Da dem Beteiligten B bei der Abgabe rechtsgeschäftlicher Erklärungen kein nennenswerter Spielraum belassen und ihm praktisch keine Verantwortung übertragen worden sei, sei seine Tätigkeit für den Bestand und die Entwicklung des Unternehmens nicht von besonderer Bedeutung. Er habe sich bei der Vereinbarung von Geschäftskonditionen im Rahmen dessen zu bewegen, was die Zentrale der Antragsgegnerin über Mindestsätze festgelegt habe. Wolle er diese Mindestsätze unterschreiten, so habe er sich mit der Niederlassungsleitung ins Benehmen zu setzen, woraufhin dann die Genehmigung des Fachressorts in der Hauptverwaltung eingeholt werden müsse. Für die Beleihung von Wertpapieren habe die Zentrale in F die Beleihungshöhe festgelegt; die Kompetenz des Beteiligten B setze das Vorhandensein von ausreichenden Sicherheiten voraus. Da sein Entscheidungsspielraum in nahezu allen Punkten eingeschränkt bzw. gar nicht vorhanden sei, handele es sich bei dem Beteiligten B um einen Titularprokuristen.

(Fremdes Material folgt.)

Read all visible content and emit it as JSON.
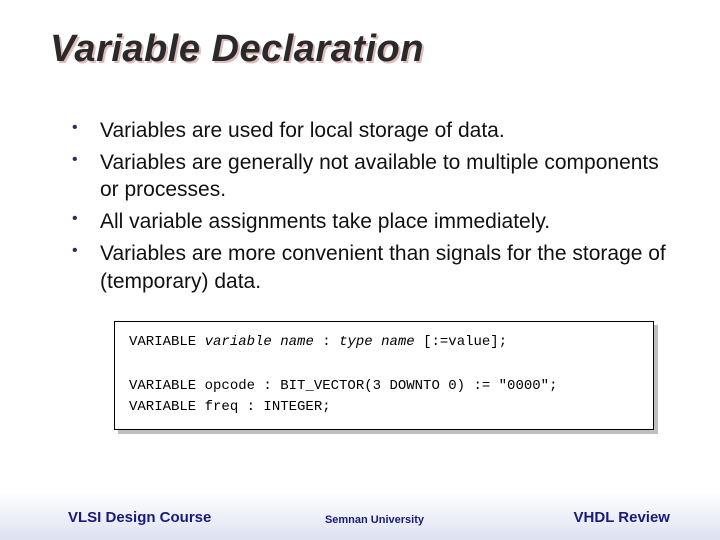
{
  "title": "Variable Declaration",
  "bullets": [
    "Variables are used for local storage of data.",
    "Variables are generally not available to multiple components or processes.",
    "All variable assignments take place immediately.",
    "Variables are more convenient than signals for the storage of (temporary) data."
  ],
  "code": {
    "line1_kw1": "VARIABLE ",
    "line1_it1": "variable name",
    "line1_mid": " : ",
    "line1_it2": "type name",
    "line1_tail": " [:=value];",
    "line2": "VARIABLE opcode : BIT_VECTOR(3 DOWNTO 0) := \"0000\";",
    "line3": "VARIABLE freq : INTEGER;"
  },
  "footer": {
    "left": "VLSI Design Course",
    "center": "Semnan University",
    "right": "VHDL Review"
  }
}
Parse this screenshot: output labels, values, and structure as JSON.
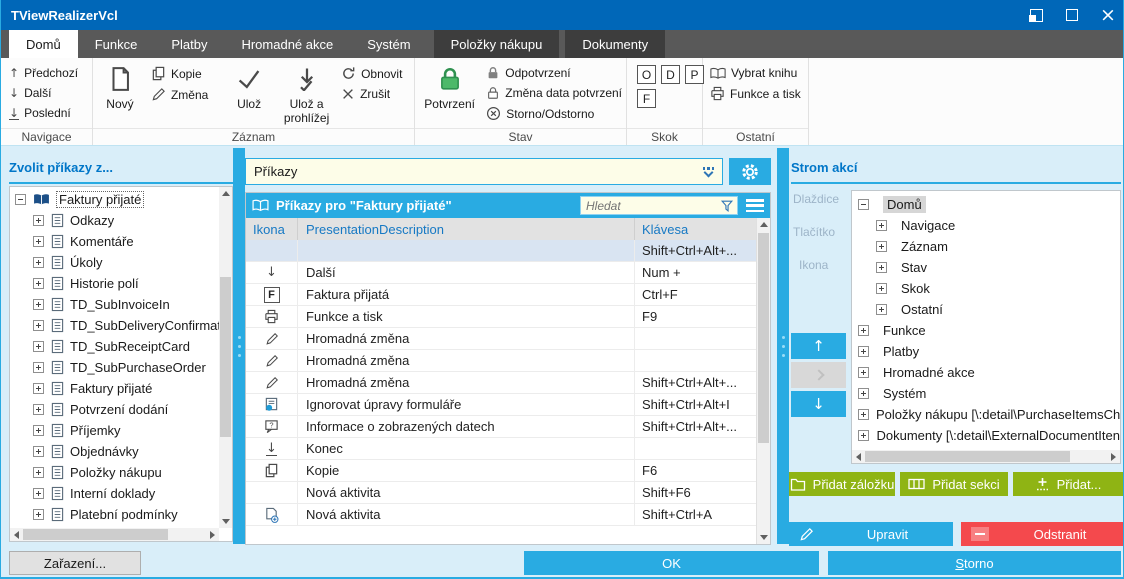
{
  "window": {
    "title": "TViewRealizerVcl"
  },
  "tabs": [
    {
      "label": "Domů",
      "state": "active"
    },
    {
      "label": "Funkce",
      "state": "normal"
    },
    {
      "label": "Platby",
      "state": "normal"
    },
    {
      "label": "Hromadné akce",
      "state": "normal"
    },
    {
      "label": "Systém",
      "state": "normal"
    },
    {
      "label": "Položky nákupu",
      "state": "context"
    },
    {
      "label": "Dokumenty",
      "state": "context"
    }
  ],
  "ribbon": {
    "groups": {
      "navigace": {
        "caption": "Navigace",
        "predchozi": "Předchozí",
        "dalsi": "Další",
        "posledni": "Poslední"
      },
      "zaznam": {
        "caption": "Záznam",
        "novy": "Nový",
        "kopie": "Kopie",
        "zmena": "Změna",
        "uloz": "Ulož",
        "uloz_a_prohlizej": "Ulož a prohlížej",
        "obnovit": "Obnovit",
        "zrusit": "Zrušit"
      },
      "stav": {
        "caption": "Stav",
        "potvrzeni": "Potvrzení",
        "odpotvrzeni": "Odpotvrzení",
        "zmena_data": "Změna data potvrzení",
        "storno_odstorno": "Storno/Odstorno"
      },
      "skok": {
        "caption": "Skok",
        "o": "O",
        "d": "D",
        "p": "P",
        "f": "F"
      },
      "ostatni": {
        "caption": "Ostatní",
        "vybrat_knihu": "Vybrat knihu",
        "funkce_a_tisk": "Funkce a tisk"
      }
    }
  },
  "left_panel": {
    "header": "Zvolit příkazy z...",
    "tree": [
      {
        "label": "Faktury přijaté",
        "level": 0,
        "expander": "minus",
        "icon": "book-icon",
        "focused": true
      },
      {
        "label": "Odkazy",
        "level": 1,
        "expander": "plus",
        "icon": "document-icon"
      },
      {
        "label": "Komentáře",
        "level": 1,
        "expander": "plus",
        "icon": "document-icon"
      },
      {
        "label": "Úkoly",
        "level": 1,
        "expander": "plus",
        "icon": "document-icon"
      },
      {
        "label": "Historie polí",
        "level": 1,
        "expander": "plus",
        "icon": "document-icon"
      },
      {
        "label": "TD_SubInvoiceIn",
        "level": 1,
        "expander": "plus",
        "icon": "document-icon"
      },
      {
        "label": "TD_SubDeliveryConfirmat",
        "level": 1,
        "expander": "plus",
        "icon": "document-icon"
      },
      {
        "label": "TD_SubReceiptCard",
        "level": 1,
        "expander": "plus",
        "icon": "document-icon"
      },
      {
        "label": "TD_SubPurchaseOrder",
        "level": 1,
        "expander": "plus",
        "icon": "document-icon"
      },
      {
        "label": "Faktury přijaté",
        "level": 1,
        "expander": "plus",
        "icon": "document-icon"
      },
      {
        "label": "Potvrzení dodání",
        "level": 1,
        "expander": "plus",
        "icon": "document-icon"
      },
      {
        "label": "Příjemky",
        "level": 1,
        "expander": "plus",
        "icon": "document-icon"
      },
      {
        "label": "Objednávky",
        "level": 1,
        "expander": "plus",
        "icon": "document-icon"
      },
      {
        "label": "Položky nákupu",
        "level": 1,
        "expander": "plus",
        "icon": "document-icon"
      },
      {
        "label": "Interní doklady",
        "level": 1,
        "expander": "plus",
        "icon": "document-icon"
      },
      {
        "label": "Platební podmínky",
        "level": 1,
        "expander": "plus",
        "icon": "document-icon"
      }
    ],
    "zarazeni_button": "Zařazení..."
  },
  "middle_panel": {
    "combo_value": "Příkazy",
    "table_title": "Příkazy pro \"Faktury přijaté\"",
    "search_placeholder": "Hledat",
    "columns": {
      "ikona": "Ikona",
      "presentation": "PresentationDescription",
      "klavesa": "Klávesa"
    },
    "rows": [
      {
        "icon": "",
        "label": "",
        "key": "Shift+Ctrl+Alt+...",
        "selected": true
      },
      {
        "icon": "arrow-down-icon",
        "label": "Další",
        "key": "Num +"
      },
      {
        "icon": "letter-f-icon",
        "label": "Faktura přijatá",
        "key": "Ctrl+F"
      },
      {
        "icon": "printer-icon",
        "label": "Funkce a tisk",
        "key": "F9"
      },
      {
        "icon": "pencil-icon",
        "label": "Hromadná změna",
        "key": ""
      },
      {
        "icon": "pencil-icon",
        "label": "Hromadná změna",
        "key": ""
      },
      {
        "icon": "pencil-icon",
        "label": "Hromadná změna",
        "key": "Shift+Ctrl+Alt+..."
      },
      {
        "icon": "form-ignore-icon",
        "label": "Ignorovat úpravy formuláře",
        "key": "Shift+Ctrl+Alt+I"
      },
      {
        "icon": "info-bubble-icon",
        "label": "Informace o zobrazených datech",
        "key": "Shift+Ctrl+Alt+..."
      },
      {
        "icon": "exit-icon",
        "label": "Konec",
        "key": ""
      },
      {
        "icon": "copy-icon",
        "label": "Kopie",
        "key": "F6"
      },
      {
        "icon": "",
        "label": "Nová aktivita",
        "key": "Shift+F6"
      },
      {
        "icon": "doc-plus-icon",
        "label": "Nová aktivita",
        "key": "Shift+Ctrl+A"
      }
    ]
  },
  "right_panel": {
    "header": "Strom akcí",
    "side_labels": {
      "dlazdice": "Dlaždice",
      "tlacitko": "Tlačítko",
      "ikona": "Ikona"
    },
    "tree": [
      {
        "label": "Domů",
        "level": 0,
        "expander": "minus",
        "selected": true
      },
      {
        "label": "Navigace",
        "level": 1,
        "expander": "plus"
      },
      {
        "label": "Záznam",
        "level": 1,
        "expander": "plus"
      },
      {
        "label": "Stav",
        "level": 1,
        "expander": "plus"
      },
      {
        "label": "Skok",
        "level": 1,
        "expander": "plus"
      },
      {
        "label": "Ostatní",
        "level": 1,
        "expander": "plus"
      },
      {
        "label": "Funkce",
        "level": 0,
        "expander": "plus"
      },
      {
        "label": "Platby",
        "level": 0,
        "expander": "plus"
      },
      {
        "label": "Hromadné akce",
        "level": 0,
        "expander": "plus"
      },
      {
        "label": "Systém",
        "level": 0,
        "expander": "plus"
      },
      {
        "label": "Položky nákupu [\\:detail\\PurchaseItemsChi",
        "level": 0,
        "expander": "plus"
      },
      {
        "label": "Dokumenty [\\:detail\\ExternalDocumentIten",
        "level": 0,
        "expander": "plus"
      }
    ],
    "buttons": {
      "add_tab": "Přidat záložku",
      "add_section": "Přidat sekci",
      "add": "Přidat...",
      "edit": "Upravit",
      "remove": "Odstranit"
    }
  },
  "footer": {
    "zarazeni": "Zařazení...",
    "ok": "OK",
    "storno": "Storno"
  },
  "colors": {
    "titlebar": "#0067b8",
    "accent": "#29abe2",
    "green_button": "#8fb414",
    "red_button": "#f4494d",
    "confirm_lock_green": "#4db96a",
    "selected_row": "#d9e4f2",
    "input_yellow": "#fdfde8"
  }
}
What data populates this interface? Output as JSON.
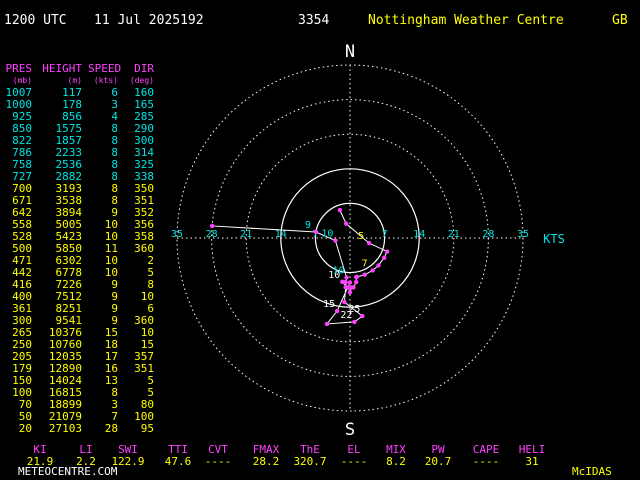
{
  "header": {
    "time": "1200 UTC",
    "date": "11 Jul 2025192",
    "station_id": "3354",
    "station_name": "Nottingham Weather Centre",
    "country": "GB"
  },
  "table": {
    "headers": [
      "PRES",
      "HEIGHT",
      "SPEED",
      "DIR"
    ],
    "units": [
      "(mb)",
      "(m)",
      "(kts)",
      "(deg)"
    ],
    "rows": [
      [
        "1007",
        "117",
        "6",
        "160"
      ],
      [
        "1000",
        "178",
        "3",
        "165"
      ],
      [
        "925",
        "856",
        "4",
        "285"
      ],
      [
        "850",
        "1575",
        "8",
        "290"
      ],
      [
        "822",
        "1857",
        "8",
        "300"
      ],
      [
        "786",
        "2233",
        "8",
        "314"
      ],
      [
        "758",
        "2536",
        "8",
        "325"
      ],
      [
        "727",
        "2882",
        "8",
        "338"
      ],
      [
        "700",
        "3193",
        "8",
        "350"
      ],
      [
        "671",
        "3538",
        "8",
        "351"
      ],
      [
        "642",
        "3894",
        "9",
        "352"
      ],
      [
        "558",
        "5005",
        "10",
        "356"
      ],
      [
        "528",
        "5423",
        "10",
        "358"
      ],
      [
        "500",
        "5850",
        "11",
        "360"
      ],
      [
        "471",
        "6302",
        "10",
        "2"
      ],
      [
        "442",
        "6778",
        "10",
        "5"
      ],
      [
        "416",
        "7226",
        "9",
        "8"
      ],
      [
        "400",
        "7512",
        "9",
        "10"
      ],
      [
        "361",
        "8251",
        "9",
        "6"
      ],
      [
        "300",
        "9541",
        "9",
        "360"
      ],
      [
        "265",
        "10376",
        "15",
        "10"
      ],
      [
        "250",
        "10760",
        "18",
        "15"
      ],
      [
        "205",
        "12035",
        "17",
        "357"
      ],
      [
        "179",
        "12890",
        "16",
        "351"
      ],
      [
        "150",
        "14024",
        "13",
        "5"
      ],
      [
        "100",
        "16815",
        "8",
        "5"
      ],
      [
        "70",
        "18899",
        "3",
        "80"
      ],
      [
        "50",
        "21079",
        "7",
        "100"
      ],
      [
        "20",
        "27103",
        "28",
        "95"
      ]
    ]
  },
  "indices": {
    "labels": [
      "KI",
      "LI",
      "SWI",
      "TTI",
      "CVT",
      "FMAX",
      "ThE",
      "EL",
      "MIX",
      "PW",
      "CAPE",
      "HELI"
    ],
    "values": [
      "21.9",
      "2.2",
      "122.9",
      "47.6",
      "----",
      "28.2",
      "320.7",
      "----",
      "8.2",
      "20.7",
      "----",
      "31"
    ]
  },
  "footer": {
    "left": "METEOCENTRE.COM",
    "right": "McIDAS"
  },
  "chart_data": {
    "type": "hodograph",
    "compass": {
      "north": "N",
      "south": "S"
    },
    "speed_unit": "KTS",
    "ring_interval_kts": 7,
    "max_kts": 35,
    "west_tick_labels": [
      "35",
      "28",
      "21",
      "14",
      "7"
    ],
    "east_tick_labels": [
      "7",
      "14",
      "21",
      "28",
      "35"
    ],
    "colors": {
      "rings": "#ffffff",
      "trace": "#ffffff",
      "markers": "#ff40ff"
    },
    "wind_profile_dir_deg": [
      160,
      165,
      285,
      290,
      300,
      314,
      325,
      338,
      350,
      351,
      352,
      356,
      358,
      360,
      2,
      5,
      8,
      10,
      6,
      360,
      10,
      15,
      357,
      351,
      5,
      5,
      80,
      100,
      95
    ],
    "wind_profile_speed_kts": [
      6,
      3,
      4,
      8,
      8,
      8,
      8,
      8,
      8,
      8,
      9,
      10,
      10,
      11,
      10,
      10,
      9,
      9,
      9,
      9,
      15,
      18,
      17,
      16,
      13,
      8,
      3,
      7,
      28
    ],
    "point_labels": [
      {
        "idx": 2,
        "text": "5",
        "color": "#ffff00"
      },
      {
        "idx": 6,
        "text": "7",
        "color": "#ffff00"
      },
      {
        "idx": 17,
        "text": "10",
        "color": "#ffffff"
      },
      {
        "idx": 20,
        "text": "15",
        "color": "#ffffff"
      },
      {
        "idx": 23,
        "text": "25",
        "color": "#ffffff"
      },
      {
        "idx": 22,
        "text": "22",
        "color": "#ffffff"
      },
      {
        "idx": 26,
        "text": "10",
        "color": "#00e5e5"
      },
      {
        "idx": 25,
        "text": "10",
        "color": "#00e5e5"
      },
      {
        "idx": 27,
        "text": "9",
        "color": "#00e5e5"
      }
    ]
  }
}
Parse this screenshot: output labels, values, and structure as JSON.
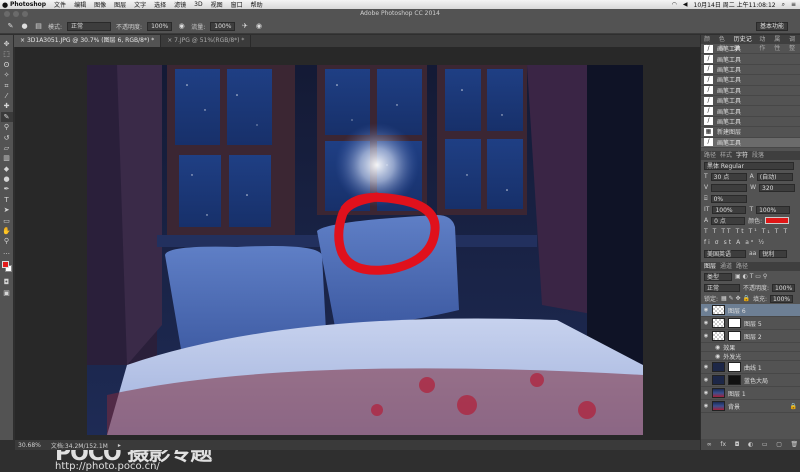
{
  "menubar": {
    "app": "Photoshop",
    "items": [
      "文件",
      "编辑",
      "图像",
      "图层",
      "文字",
      "选择",
      "滤镜",
      "3D",
      "视图",
      "窗口",
      "帮助"
    ],
    "clock": "10月14日 周二 上午11:08:12"
  },
  "title": "Adobe Photoshop CC 2014",
  "options": {
    "mode_label": "模式:",
    "mode_value": "正常",
    "opacity_label": "不透明度:",
    "opacity_value": "100%",
    "flow_label": "流量:",
    "flow_value": "100%",
    "workspace": "基本功能"
  },
  "tabs": [
    {
      "label": "3D1A3051.JPG @ 30.7% (图层 6, RGB/8*) *",
      "active": true
    },
    {
      "label": "7.JPG @ 51%(RGB/8*) *",
      "active": false
    }
  ],
  "status": {
    "zoom": "30.68%",
    "doc": "文档:34.2M/152.1M"
  },
  "watermark": {
    "logo": "POCO 摄影专题",
    "url": "http://photo.poco.cn/"
  },
  "history": {
    "tabs": [
      "颜色",
      "色板",
      "历史记录",
      "动作",
      "属性",
      "调整"
    ],
    "items": [
      {
        "label": "画笔工具",
        "active": false
      },
      {
        "label": "画笔工具",
        "active": false
      },
      {
        "label": "画笔工具",
        "active": false
      },
      {
        "label": "画笔工具",
        "active": false
      },
      {
        "label": "画笔工具",
        "active": false
      },
      {
        "label": "画笔工具",
        "active": false
      },
      {
        "label": "画笔工具",
        "active": false
      },
      {
        "label": "画笔工具",
        "active": false
      },
      {
        "label": "新建图层",
        "active": false
      },
      {
        "label": "画笔工具",
        "active": true
      }
    ]
  },
  "character": {
    "tabs": [
      "路径",
      "样式",
      "字符",
      "段落"
    ],
    "font": "黑体 Regular",
    "size": "30 点",
    "leading": "(自动)",
    "tracking": "320",
    "scale": "0%",
    "v_scale": "100%",
    "h_scale": "100%",
    "baseline": "0 点",
    "color_label": "颜色:",
    "color": "#e01616",
    "lang": "美国英语",
    "aa": "锐利"
  },
  "layers": {
    "tabs": [
      "图层",
      "通道",
      "路径"
    ],
    "filter": "类型",
    "blend": "正常",
    "opacity_label": "不透明度:",
    "opacity": "100%",
    "lock_label": "锁定:",
    "fill_label": "填充:",
    "fill": "100%",
    "items": [
      {
        "name": "图层 6",
        "thumb": "check",
        "active": true
      },
      {
        "name": "图层 5",
        "thumb": "check",
        "active": false
      },
      {
        "name": "图层 2",
        "thumb": "check",
        "active": false
      },
      {
        "name": "效果",
        "thumb": "none",
        "active": false
      },
      {
        "name": "外发光",
        "thumb": "none",
        "active": false
      },
      {
        "name": "曲线 1",
        "thumb": "dark",
        "active": false
      },
      {
        "name": "蓝色大局",
        "thumb": "dark",
        "active": false
      },
      {
        "name": "图层 1",
        "thumb": "photo",
        "active": false
      },
      {
        "name": "背景",
        "thumb": "photo",
        "active": false
      }
    ]
  }
}
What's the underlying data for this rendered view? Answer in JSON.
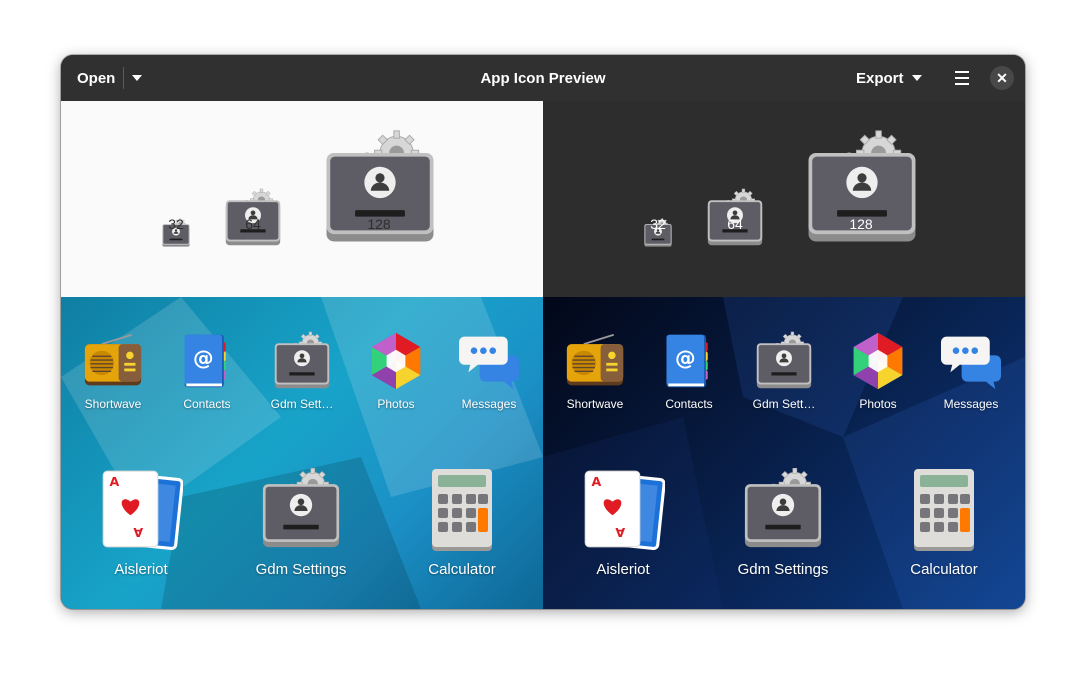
{
  "header": {
    "open_label": "Open",
    "title": "App Icon Preview",
    "export_label": "Export",
    "close_glyph": "✕"
  },
  "preview_sizes": [
    "32",
    "64",
    "128"
  ],
  "small_apps": [
    "Shortwave",
    "Contacts",
    "Gdm Sett…",
    "Photos",
    "Messages"
  ],
  "large_apps": [
    "Aisleriot",
    "Gdm Settings",
    "Calculator"
  ],
  "icons": {
    "open_dropdown": "chevron-down-icon",
    "export_dropdown": "chevron-down-icon",
    "menu": "hamburger-menu-icon",
    "close": "close-icon"
  },
  "colors": {
    "headerbar": "#303030",
    "light_bg": "#fafafa",
    "dark_bg": "#2d2d2d",
    "teal_grid": "#18a3c9",
    "navy_grid": "#071a3f"
  }
}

Darüber hinaus sei ein Gegnerbezug gegenüber dem Betriebsrat auch nicht im Ansatz erkennbar. Der Beteiligte B sei nie Ansprechpartner des Antragstellers in einer Arbeitgeberfunktion gewesen.

Der Antragsteller hat beantragt

festzustellen, daß der Abteilungsdirektor

G B kein leitender Angestellter

im Sinne des § 5 Abs. 3 BetrVG sei.

Die Antragsgegnerin hat beantragt, den Antrag zurückzuweisen.

Zur Begründung hat sie vorgetragen, der Beteiligte B sei angesichts der Fülle der Kompetenzen, die ihm übertragen worden seien, als leitender Angestellter anzusehen.

Die Provisionen aus dem Wertpapiergeschäft machten einen erheblichen Teil des Ertrages des Unternehmens und insbesondere auch der Niederlassung E aus. Im Wirtschaftsjahr 1985 habe der Anteil dieser Erlöse - bezogen auf die Niederlassung E - 17 % der Gesamterlöse und 47,5 % der Erlöse aus Dienstleistungen betragen. Da die Provisionssätze oder Margen bei Millionen-Geschäften nicht die gleichen sein könnten wie bei kleineren Geschäften, sei eine einzelfallbezogene Vereinbarung erforderlich, die der Beteiligte B eigenverantwortlich treffe. Somit trage er unmittelbare Verantwortung für die Höhe diesbezüglicher Erträge der Niederlassung und des Gesamtunternehmens. Seine Kredit- und Konditionenkompetenz entspreche derjenigen des Leiters der Wertpapierabteilung.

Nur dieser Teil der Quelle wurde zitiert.